Focus on a nourishing diet of lean proteins, complex carbohydrates, and plenty of fruits and veggies. Research has also linked probiotics to improvements in anxiety – make yogurt and fermented foods part of your diet, too.
5. Invest in a Journal
Anxiety often sends thoughts racing through your mind. They have less power if you let them out, though.
One way to do so is to get in the habit of journaling. In the morning or just before bed, grab a notebook and write down your stream of consciousness. Remove all your anxiety-inducing thoughts from your brain and put them onto paper. Those who journal swear by it as a mental health-improving exercise.
Once you’ve done that, turn to a new page and write a list of the things you’re grateful for on that day. Ending on a positive note will help you feel that way: Studies have shown that gratitude journals boost a person’s sense of well-being.

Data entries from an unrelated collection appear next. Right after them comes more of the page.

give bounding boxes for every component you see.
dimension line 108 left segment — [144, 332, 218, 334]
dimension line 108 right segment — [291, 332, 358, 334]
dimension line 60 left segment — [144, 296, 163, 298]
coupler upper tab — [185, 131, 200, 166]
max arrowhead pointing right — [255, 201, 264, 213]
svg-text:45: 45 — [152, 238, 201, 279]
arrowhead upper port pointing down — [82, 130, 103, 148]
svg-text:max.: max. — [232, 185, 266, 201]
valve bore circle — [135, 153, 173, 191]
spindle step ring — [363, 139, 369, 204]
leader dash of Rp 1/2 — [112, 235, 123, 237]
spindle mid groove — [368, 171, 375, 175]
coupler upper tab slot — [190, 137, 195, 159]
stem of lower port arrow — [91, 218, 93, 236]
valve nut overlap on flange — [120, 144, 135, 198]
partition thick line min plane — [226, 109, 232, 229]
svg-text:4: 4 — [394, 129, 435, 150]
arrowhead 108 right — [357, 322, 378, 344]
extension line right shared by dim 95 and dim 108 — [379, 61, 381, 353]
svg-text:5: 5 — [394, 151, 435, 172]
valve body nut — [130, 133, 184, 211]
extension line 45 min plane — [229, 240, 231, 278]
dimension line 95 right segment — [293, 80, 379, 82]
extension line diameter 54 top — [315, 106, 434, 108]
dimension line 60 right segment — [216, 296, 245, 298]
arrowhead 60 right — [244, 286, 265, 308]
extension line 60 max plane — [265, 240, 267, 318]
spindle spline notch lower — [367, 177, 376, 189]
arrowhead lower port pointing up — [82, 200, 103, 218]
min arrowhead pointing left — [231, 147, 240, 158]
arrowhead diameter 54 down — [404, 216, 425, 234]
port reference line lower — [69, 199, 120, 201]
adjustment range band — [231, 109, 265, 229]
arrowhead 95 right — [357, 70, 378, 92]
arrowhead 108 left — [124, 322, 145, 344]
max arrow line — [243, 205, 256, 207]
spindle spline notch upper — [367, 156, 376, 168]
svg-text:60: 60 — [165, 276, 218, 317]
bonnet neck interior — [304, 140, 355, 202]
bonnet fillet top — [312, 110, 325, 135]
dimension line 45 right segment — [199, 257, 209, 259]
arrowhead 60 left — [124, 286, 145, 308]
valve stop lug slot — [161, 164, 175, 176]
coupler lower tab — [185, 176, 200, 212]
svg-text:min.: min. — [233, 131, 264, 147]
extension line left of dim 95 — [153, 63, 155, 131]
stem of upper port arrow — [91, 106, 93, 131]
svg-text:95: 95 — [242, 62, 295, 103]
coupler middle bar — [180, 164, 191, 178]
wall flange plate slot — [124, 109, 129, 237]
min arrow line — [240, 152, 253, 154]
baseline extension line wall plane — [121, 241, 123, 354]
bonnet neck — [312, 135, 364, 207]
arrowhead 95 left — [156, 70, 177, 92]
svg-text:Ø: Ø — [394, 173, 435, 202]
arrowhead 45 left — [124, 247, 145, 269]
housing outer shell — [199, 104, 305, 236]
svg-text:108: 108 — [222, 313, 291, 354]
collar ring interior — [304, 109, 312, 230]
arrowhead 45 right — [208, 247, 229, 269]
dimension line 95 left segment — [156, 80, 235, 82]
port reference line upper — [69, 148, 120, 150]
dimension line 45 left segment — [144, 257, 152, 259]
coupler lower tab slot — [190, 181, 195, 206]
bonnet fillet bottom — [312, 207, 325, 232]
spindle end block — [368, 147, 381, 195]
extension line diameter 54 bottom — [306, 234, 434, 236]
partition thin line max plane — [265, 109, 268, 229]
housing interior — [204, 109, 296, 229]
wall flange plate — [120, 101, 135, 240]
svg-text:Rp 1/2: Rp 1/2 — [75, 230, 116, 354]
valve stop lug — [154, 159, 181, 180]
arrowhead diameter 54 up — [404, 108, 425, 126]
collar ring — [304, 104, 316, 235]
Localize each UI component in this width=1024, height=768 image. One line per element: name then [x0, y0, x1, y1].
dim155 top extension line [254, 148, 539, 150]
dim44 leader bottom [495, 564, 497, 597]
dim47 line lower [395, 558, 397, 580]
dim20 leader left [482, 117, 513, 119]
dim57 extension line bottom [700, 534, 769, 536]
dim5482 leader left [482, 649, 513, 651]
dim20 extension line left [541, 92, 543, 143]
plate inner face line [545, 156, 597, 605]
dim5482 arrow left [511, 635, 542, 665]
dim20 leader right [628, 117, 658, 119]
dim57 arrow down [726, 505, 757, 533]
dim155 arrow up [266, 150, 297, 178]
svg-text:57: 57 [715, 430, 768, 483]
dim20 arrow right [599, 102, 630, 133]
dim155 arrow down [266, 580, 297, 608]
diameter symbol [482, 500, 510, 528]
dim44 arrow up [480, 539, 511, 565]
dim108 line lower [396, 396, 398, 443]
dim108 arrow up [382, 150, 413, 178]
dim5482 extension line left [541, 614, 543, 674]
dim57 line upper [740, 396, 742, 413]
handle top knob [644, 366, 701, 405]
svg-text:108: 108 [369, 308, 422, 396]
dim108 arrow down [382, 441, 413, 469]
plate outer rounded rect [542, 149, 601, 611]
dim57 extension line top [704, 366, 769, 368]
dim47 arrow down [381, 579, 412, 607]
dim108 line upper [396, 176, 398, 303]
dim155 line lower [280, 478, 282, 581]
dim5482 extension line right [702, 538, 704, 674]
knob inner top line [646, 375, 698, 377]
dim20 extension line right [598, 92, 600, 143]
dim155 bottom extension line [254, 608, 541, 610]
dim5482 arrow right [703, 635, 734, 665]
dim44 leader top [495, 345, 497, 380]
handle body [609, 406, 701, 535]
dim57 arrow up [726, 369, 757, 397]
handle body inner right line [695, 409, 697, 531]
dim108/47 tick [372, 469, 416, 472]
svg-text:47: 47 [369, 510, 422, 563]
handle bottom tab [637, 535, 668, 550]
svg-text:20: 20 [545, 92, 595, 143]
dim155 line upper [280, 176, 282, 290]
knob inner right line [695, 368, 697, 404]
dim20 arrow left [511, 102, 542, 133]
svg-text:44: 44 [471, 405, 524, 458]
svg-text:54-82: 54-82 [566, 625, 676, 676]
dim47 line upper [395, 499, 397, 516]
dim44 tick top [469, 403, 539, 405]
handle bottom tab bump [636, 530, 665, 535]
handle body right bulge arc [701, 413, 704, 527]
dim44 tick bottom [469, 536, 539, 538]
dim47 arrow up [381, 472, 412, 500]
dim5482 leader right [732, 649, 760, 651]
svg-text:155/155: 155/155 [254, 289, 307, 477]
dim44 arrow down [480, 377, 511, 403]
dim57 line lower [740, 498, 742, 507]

Finish your journal entry with a note in the present tense of how you’re feeling. Writing down something like “I know things will be OK” or “I am in control” will really help you feel that way once you close your book for the day.
Take Care of Yourself
As we said before, if you have anxiety, you’re not alone. Women everywhere suffer from the same daunting feelings, and many have found peace by trying one, a few or all of the above techniques.
Try what speaks to you and see how they make you feel. Chances are, they’ll help extinguish some of that lingering tension and help you get back to your old self again.